Context is everything. Ultimately, my journey so far has taught me AI is only as meaningful as the context we bring to it. People are being told to use it as a substitute for their own humanity and the things that drive them, to automate creative, messy, and satisfying acts of thinking/making. When you move away from "outsourcing your mind" and towards "expanding your capabilities," experimentation is completely different.
For me, AI will never become a ghostwriter. It will never draw in my sketchbook for me, and I won't be using it to "think less." Instead, it helps bridge the gaps when executive dysfunction (or being a team of 1) gets in the way. It doesn't replace my cognitive processing, it steps in where my manual bandwidth ends.
The beauty of navigating new technological landscapes is that there is no single "correct" roadmap.
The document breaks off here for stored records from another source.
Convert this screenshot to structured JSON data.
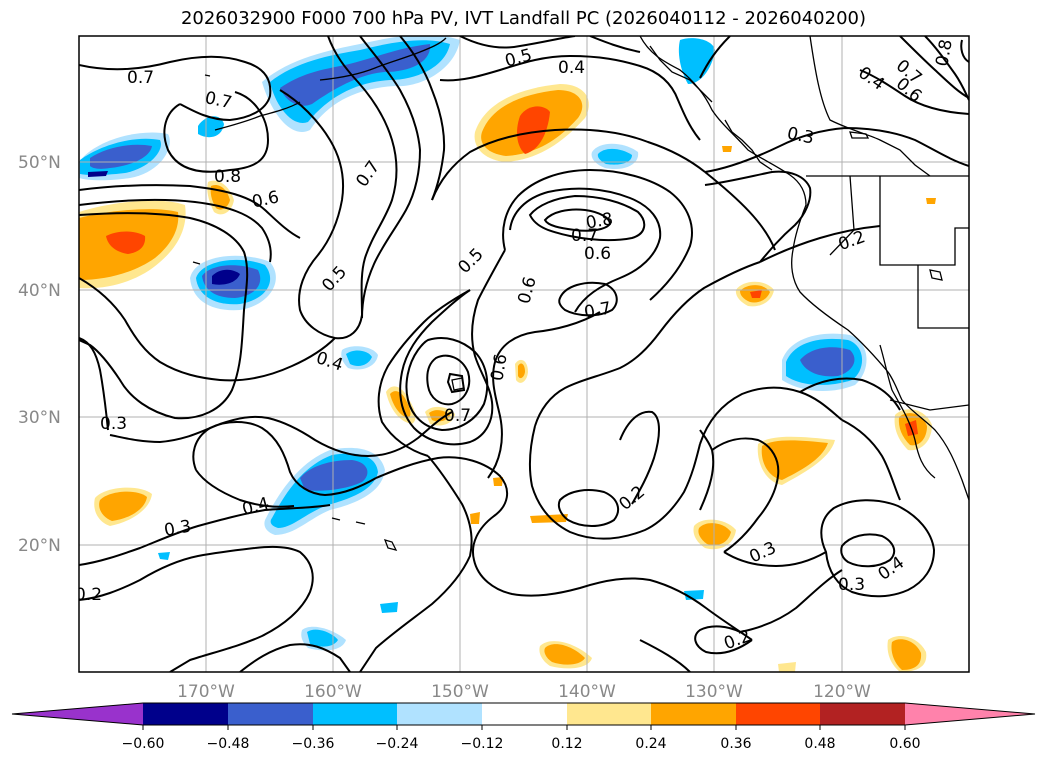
{
  "title": "2026032900 F000 700 hPa PV, IVT Landfall PC (2026040112 - 2026040200)",
  "map": {
    "lat_labels": [
      "50°N",
      "40°N",
      "30°N",
      "20°N"
    ],
    "lon_labels": [
      "170°W",
      "160°W",
      "150°W",
      "140°W",
      "130°W",
      "120°W"
    ],
    "contour_labels": [
      "0.7",
      "0.7",
      "0.5",
      "0.4",
      "0.8",
      "0.6",
      "0.7",
      "0.8",
      "0.7",
      "0.6",
      "0.5",
      "0.5",
      "0.6",
      "0.7",
      "0.4",
      "0.6",
      "0.7",
      "0.3",
      "0.4",
      "0.3",
      "0.2",
      "0.2",
      "0.3",
      "0.3",
      "0.4",
      "0.2",
      "0.3",
      "0.2",
      "0.7",
      "0.6",
      "0.4",
      "0.8"
    ]
  },
  "colorbar": {
    "ticks": [
      "−0.60",
      "−0.48",
      "−0.36",
      "−0.24",
      "−0.12",
      "0.12",
      "0.24",
      "0.36",
      "0.48",
      "0.60"
    ],
    "colors": [
      "#9932cc",
      "#00008b",
      "#3a5fcd",
      "#00bfff",
      "#b0e2ff",
      "#ffffff",
      "#ffe78f",
      "#ffa500",
      "#ff4500",
      "#b22222",
      "#ff82ab"
    ]
  },
  "colors": {
    "pos1": "#ffe78f",
    "pos2": "#ffa500",
    "pos3": "#ff4500",
    "neg1": "#b0e2ff",
    "neg2": "#00bfff",
    "neg3": "#3a5fcd",
    "neg4": "#00008b"
  }
}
How you interact with AI — or whether you interact with it at all — is a deeply personal choice based on your unique cognitive style, needs, and what you value doing ourself.
If you try and hate it, walking away isn't a failure; it's successful boundary setting.
If you use it strictly as a specialized assistant for specific needs, that's a valid integration.
If you look at the landscape and decide not to participate at all, that's a powerful stance on how you want to govern your time and energy.
I think most importantly, remember that we are all experimenting in real-time with something that is still "new." Figuring out what it means to live and work alongside AI without losing ourselves in the process is part of that experiment. There should be no guilt in opting out, and no rigid dogma in opting in. The AI can't dictate how you work or live, but you can dictate how it shows up on your flows.
*I won't link, I don't want them to feel called out. We are exploring a new technology to see what it can do for us, layered with guilt and confusion without regulation. There's some trial/error involved.